NOTTINGHAM - Chris Cairns dreamed of a series-winning farewell at his former cricketing home, but he did not count on a party pooper by the name of Harmison.
A reflective Cairns talked yesterday at his beloved Trent Bridge pavilion to mark his 62nd and final test.
He still looked a touch deflated at returning to Nottingham with New Zealand 2-0 down in the test series and their dreams of a second consecutive series win in England in tatters.
And he was in no doubt as to England's edge - a towering fast bowler from Durham who has snared 15 wickets from the first two tests.
"Purely Steve Harmison. Overall the teams are pretty similar, but Harmison has spearheaded their attack," Cairns said.
"He definitely has been the difference and, unfortunately, we haven't had someone to do the same thing.
"To say we're down is an understatement. There are a lot of disappointed guys, but we have to pick ourselves up and play like we know we can."
Cairns said he never imagined he would return to Trent Bridge, where he first played as a teenager in 1988, trailing by two matches in the series.

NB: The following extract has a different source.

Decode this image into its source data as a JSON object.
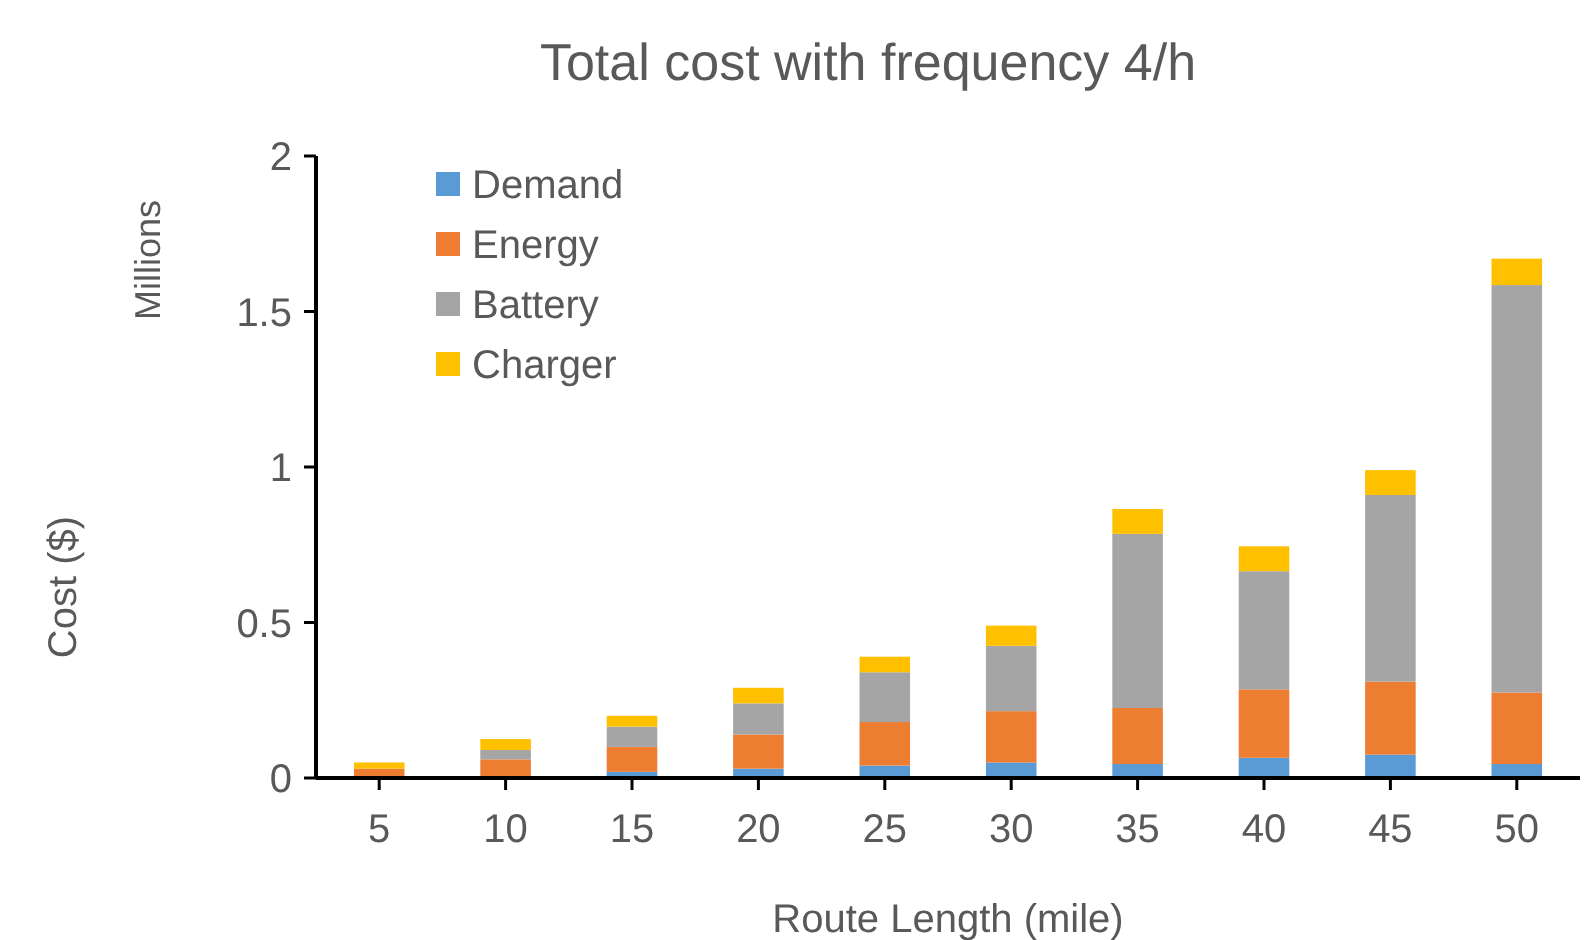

Still, he would accept nothing less than a win as his dream farewell to salvage something from the series - even if he scores a pair and fails to take a wicket. "A victory is all I want. For me it's always been about winning," he said. "I find individual performance is shallow if it doesn't lead to a victory."
Cairns said he had planned to retire after the South Africa series in March, having achieved his cricketing Everest of becoming a leading member of the elite allrounder's club.
Sitting alongside Sir Garfield Sobers, Ian Botham, Imran Khan, Kapil Dev and his fellow New Zealand and Notts servant Sir Richard Hadlee in the 3000-run, 200-wicket club was a satisfying achievement in a 15-year career in which he has played 61 tests, but missed a staggering 57 through injury.
But the England itinerary lured him back and seemed tailormade for a test farewell.
Cairns insisted he would not be persuaded back to test cricket. While he still wants to play one-day cricket as long as the body and mind remain willing, possibly to the 2007 World Cup in the Caribbean, he realised last week that test cricket was not for him any more.
"I was watching Harmison and Matthew Hoggard on that fourth evening at Headingley when they really ran in and won the game for England. That's when it dawned on me that it was time to call it a day."